View from the Middle Fork
Standing knee deep in flowers. For me, it is usually somewhere in the Rockies, middle to late July. I once counted eighteen species in one high meadow. Every shape and color, some on the edge of the woods, or right near water. The most exotic blooms, generally in some dappled light, in thin and moist woods, are the columbine. All who see this fantastique surely are transformed. The best flowers I have seen were in Fravert’s basin, across the river and staring at the backside of Snowmass Mountain, in Colorado, and various unnamed meadows in the Selkirks in British Columbia. I have routinely shot 150 pictures a day, back when we used film only. Once, I shot a snow covered meadow, to awaken the next day to yellow blooms in the same place. It was like I got two seasons in one place, without having to pack ten feet more.
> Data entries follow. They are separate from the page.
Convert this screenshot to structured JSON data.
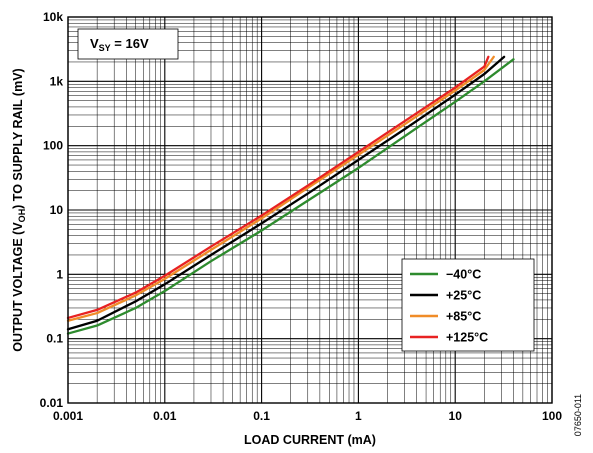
{
  "chart_data": {
    "type": "line",
    "xlabel": "LOAD CURRENT (mA)",
    "ylabel": {
      "prefix": "OUTPUT VOLTAGE (V",
      "sub": "OH",
      "suffix": ") TO SUPPLY RAIL (mV)"
    },
    "x_scale": "log",
    "y_scale": "log",
    "xlim": [
      0.001,
      100
    ],
    "ylim": [
      0.01,
      10000
    ],
    "x_ticks": [
      {
        "value": 0.001,
        "label": "0.001"
      },
      {
        "value": 0.01,
        "label": "0.01"
      },
      {
        "value": 0.1,
        "label": "0.1"
      },
      {
        "value": 1,
        "label": "1"
      },
      {
        "value": 10,
        "label": "10"
      },
      {
        "value": 100,
        "label": "100"
      }
    ],
    "y_ticks": [
      {
        "value": 0.01,
        "label": "0.01"
      },
      {
        "value": 0.1,
        "label": "0.1"
      },
      {
        "value": 1,
        "label": "1"
      },
      {
        "value": 10,
        "label": "10"
      },
      {
        "value": 100,
        "label": "100"
      },
      {
        "value": 1000,
        "label": "1k"
      },
      {
        "value": 10000,
        "label": "10k"
      }
    ],
    "grid": true,
    "annotation": {
      "main": "V",
      "sub": "SY",
      "rest": " = 16V"
    },
    "legend_position": "bottom-right",
    "series": [
      {
        "name": "−40°C",
        "color": "#2e8b2e",
        "x": [
          0.001,
          0.002,
          0.005,
          0.01,
          0.03,
          0.1,
          0.3,
          1,
          3,
          10,
          20,
          40
        ],
        "y": [
          0.12,
          0.16,
          0.3,
          0.55,
          1.6,
          4.8,
          14,
          45,
          140,
          480,
          1000,
          2200
        ]
      },
      {
        "name": "+25°C",
        "color": "#000000",
        "x": [
          0.001,
          0.002,
          0.005,
          0.01,
          0.03,
          0.1,
          0.3,
          1,
          3,
          10,
          20,
          32
        ],
        "y": [
          0.14,
          0.19,
          0.38,
          0.7,
          2.0,
          6.2,
          18,
          60,
          180,
          620,
          1300,
          2400
        ]
      },
      {
        "name": "+85°C",
        "color": "#f08c28",
        "x": [
          0.001,
          0.002,
          0.005,
          0.01,
          0.03,
          0.1,
          0.3,
          1,
          3,
          10,
          20,
          25
        ],
        "y": [
          0.19,
          0.25,
          0.47,
          0.85,
          2.4,
          7.4,
          22,
          72,
          215,
          720,
          1500,
          2400
        ]
      },
      {
        "name": "+125°C",
        "color": "#e82222",
        "x": [
          0.001,
          0.002,
          0.005,
          0.01,
          0.03,
          0.1,
          0.3,
          1,
          3,
          10,
          20,
          22
        ],
        "y": [
          0.21,
          0.28,
          0.52,
          0.95,
          2.7,
          8.2,
          24,
          80,
          240,
          800,
          1700,
          2400
        ]
      }
    ]
  },
  "figure_id": "07650-011"
}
We famously enjoy wild flowers in Central Texas in March and April especially, and then find the cousin to our Blue Bonnets and Indian Paintbrush blooming in the cooler mountain climes in July. Many famous pictures of the Grand Tetons are awash in the blue lupine down in the Snake River basin. It makes an interesting link for us to find our Hill Country flowers prolific in a different season.
I try to get my wife up into the flowers every year, but sometimes she seems to like the Miner’s Cabbage as much as any bloom, and it is all leaf. There is something about this short growing season, and the need to take full advantage of stored nutrients, good water, and warm sunshine. The whole country explodes, even if for only six weeks.
I discovered flowers, and mountains, living in El Paso. Living halfway up the side of Mt. Franklin, it now seems natural to have eventually wandered to the top of all three peaks. But more than the ravines, and sudden mule deer, and hidden springs, it was the proliferation of plants I found in the barren, lifeless, dust and rock rubble Chihuahuan desert that stayed with me. Using techniques employed by divers, I began to carefully study some small area, say 100 by 100 feet. It was as if plants, and some creatures, gave up their camouflage to my deliberate pace and inch by inch inspection.
Then, the short monsoonal season comes in from the Baja, and you get a few showers for a few days. Excepting the winter snow, that is about it in those parts. But, the whole country blooms. The Juarez Mountains across the Rio take on a greenish/reddish hue. If columbine are unavailable, I can heartily recommend the Claret Cup Cactus bloom. Evolving about 20,000 years ago from roses, all cactus blooms are sweet, spectacular, and short lived. Â
And so the desert waits in quiet anticipation almost all the time, and then gets it all when the bloom finally comes.